Fra i membri della Monarch, ci sono minimo due o tre personaggi che avrebbero potuto essere tagliati o combinati in un unico personaggio, e altri come i militari o il comandante della "fortezza volante" sono assolutamente inutili. Anche il mitico Charles Dance, il Tywin Lannister del Trono di Spade, viene utilizzato poco, dato che per la maggior parte del tempo se ne sta lì a parlare con la sua solita faccia seria, senza mai rappresentare una vera, tangibile minaccia.
Però lo spazio riservato tutti loro è comunque sufficiente a creare un minimo di empatia, e questo grazie anche a degli interpreti efficaci: tutti fanno un buon lavoro, e a spiccare sono Kyle Chandler, padre tormentato, Millie Bobby Brown figlia alienata ma tutt'altro che indifesa, e il solito Ken Watanabe, cui basta un semplice sguardo serio e cupo per rubare la scena. Inoltre, la scelta, dovuta anche se convenzionale, di incentrare il fulcro delle vicende umane su un dramma famigliare, funziona abbastanza come filo conduttore dal primo al terzo atto. E fa piacere notare come uno degli aspetti più interessanti del film precedente venga portato avanti in maniera forse non proprio originale, ma comunque efficace nel suo contesto.
Le tematiche a sfondo ecologista fanno nuovamente capolino qui e là, sebbene sarebbe stato meglio concentrarsi su di esse con maggiore convinzione; inoltre, ai famigerati Titani continua ad essere conferita una sorta di personalità capace di renderli più che semplici mostri senza cervello atti solo a distruggere per il puro gusto di farlo (in tal senso, la scena fra Godzilla e il dottor Serizawa è forse il momento più riuscito).

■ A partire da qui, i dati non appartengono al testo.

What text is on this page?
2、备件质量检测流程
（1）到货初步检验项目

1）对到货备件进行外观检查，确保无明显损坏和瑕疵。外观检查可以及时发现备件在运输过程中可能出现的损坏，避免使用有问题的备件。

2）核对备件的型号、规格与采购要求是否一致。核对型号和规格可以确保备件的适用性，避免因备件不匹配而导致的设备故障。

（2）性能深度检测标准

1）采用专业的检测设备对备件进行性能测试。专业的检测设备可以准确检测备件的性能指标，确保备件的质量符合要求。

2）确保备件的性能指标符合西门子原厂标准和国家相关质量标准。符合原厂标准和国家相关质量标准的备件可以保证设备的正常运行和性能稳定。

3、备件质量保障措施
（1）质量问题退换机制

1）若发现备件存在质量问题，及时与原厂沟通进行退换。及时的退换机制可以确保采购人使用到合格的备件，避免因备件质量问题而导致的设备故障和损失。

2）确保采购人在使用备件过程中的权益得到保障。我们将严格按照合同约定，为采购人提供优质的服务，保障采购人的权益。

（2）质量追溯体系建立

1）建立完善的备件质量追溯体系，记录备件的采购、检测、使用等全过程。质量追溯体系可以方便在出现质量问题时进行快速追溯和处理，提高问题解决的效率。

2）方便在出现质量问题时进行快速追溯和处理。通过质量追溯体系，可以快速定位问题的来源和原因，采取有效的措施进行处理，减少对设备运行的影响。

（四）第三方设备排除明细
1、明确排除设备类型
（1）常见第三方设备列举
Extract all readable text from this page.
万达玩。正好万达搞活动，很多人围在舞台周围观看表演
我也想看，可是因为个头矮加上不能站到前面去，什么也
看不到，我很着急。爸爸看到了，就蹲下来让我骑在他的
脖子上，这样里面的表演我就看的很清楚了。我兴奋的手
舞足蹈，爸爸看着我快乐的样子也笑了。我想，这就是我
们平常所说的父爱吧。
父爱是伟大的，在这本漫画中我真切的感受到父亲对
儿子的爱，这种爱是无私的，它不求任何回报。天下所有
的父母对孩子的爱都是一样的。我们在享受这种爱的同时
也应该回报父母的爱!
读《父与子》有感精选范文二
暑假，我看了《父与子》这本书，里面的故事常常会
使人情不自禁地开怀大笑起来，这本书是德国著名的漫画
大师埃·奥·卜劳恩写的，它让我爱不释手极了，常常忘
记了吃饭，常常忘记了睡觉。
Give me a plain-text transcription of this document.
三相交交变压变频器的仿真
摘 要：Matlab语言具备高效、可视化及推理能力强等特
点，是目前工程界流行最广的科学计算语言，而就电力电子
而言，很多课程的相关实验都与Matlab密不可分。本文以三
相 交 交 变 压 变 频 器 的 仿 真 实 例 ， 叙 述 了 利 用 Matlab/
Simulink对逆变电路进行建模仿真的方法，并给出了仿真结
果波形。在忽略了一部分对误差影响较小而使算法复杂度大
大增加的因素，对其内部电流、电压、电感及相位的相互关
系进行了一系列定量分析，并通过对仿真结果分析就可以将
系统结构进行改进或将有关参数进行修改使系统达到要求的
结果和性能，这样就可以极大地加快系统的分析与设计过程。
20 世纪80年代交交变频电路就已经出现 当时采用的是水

Per il resto, si rientra nei parametri tipici del blockbuster hollywoodiano: la regia raffinata di Edwards viene messa da parte a favore di quella più concitata e meno sicura di Michael Dougherty, e la maggiore cura nella rappresentazione delle dimensioni e del peso fisico dei mostri viene sacrificata a favore di un più alto tasso di azione, spettacolarità e distruzione urbana. Non è necessariamente un male però, visto che tutto ciò viene realizzato con competenza, passione e un evidente rispetto per i numerosi decenni di storia del franchise, cui io personalmente sono estraneo. Alla fine, i vari pezzi del puzzle vengono messi insieme in modo sufficientemente organico e il tutto, stranamente, funziona. Le forzature ci sono, ma non danno fastidio perché uno, in qualche modo, quasi se le aspetta da un film simile; i problemi soliti del cinema americano d'intrattenimento degli ultimi vent'anni sono presenti (ritmo troppo veloce, mancanza di peso emotivo, troppi personaggi e trama troppo complicata), ma ormai vengono accettati come la normalità, quindi non è una sorpresa; forse, la parte migliore è che, caso unico per un film che fa parte di un universo cinematografico, non bisogna aver visto nessuno degli altri film per capire cosa sta succedendo. Magari è un pelino inferiore rispetto al predecessore, ma, preso a sé, svolge bene il suo compito di intrattenere senza troppe pretese.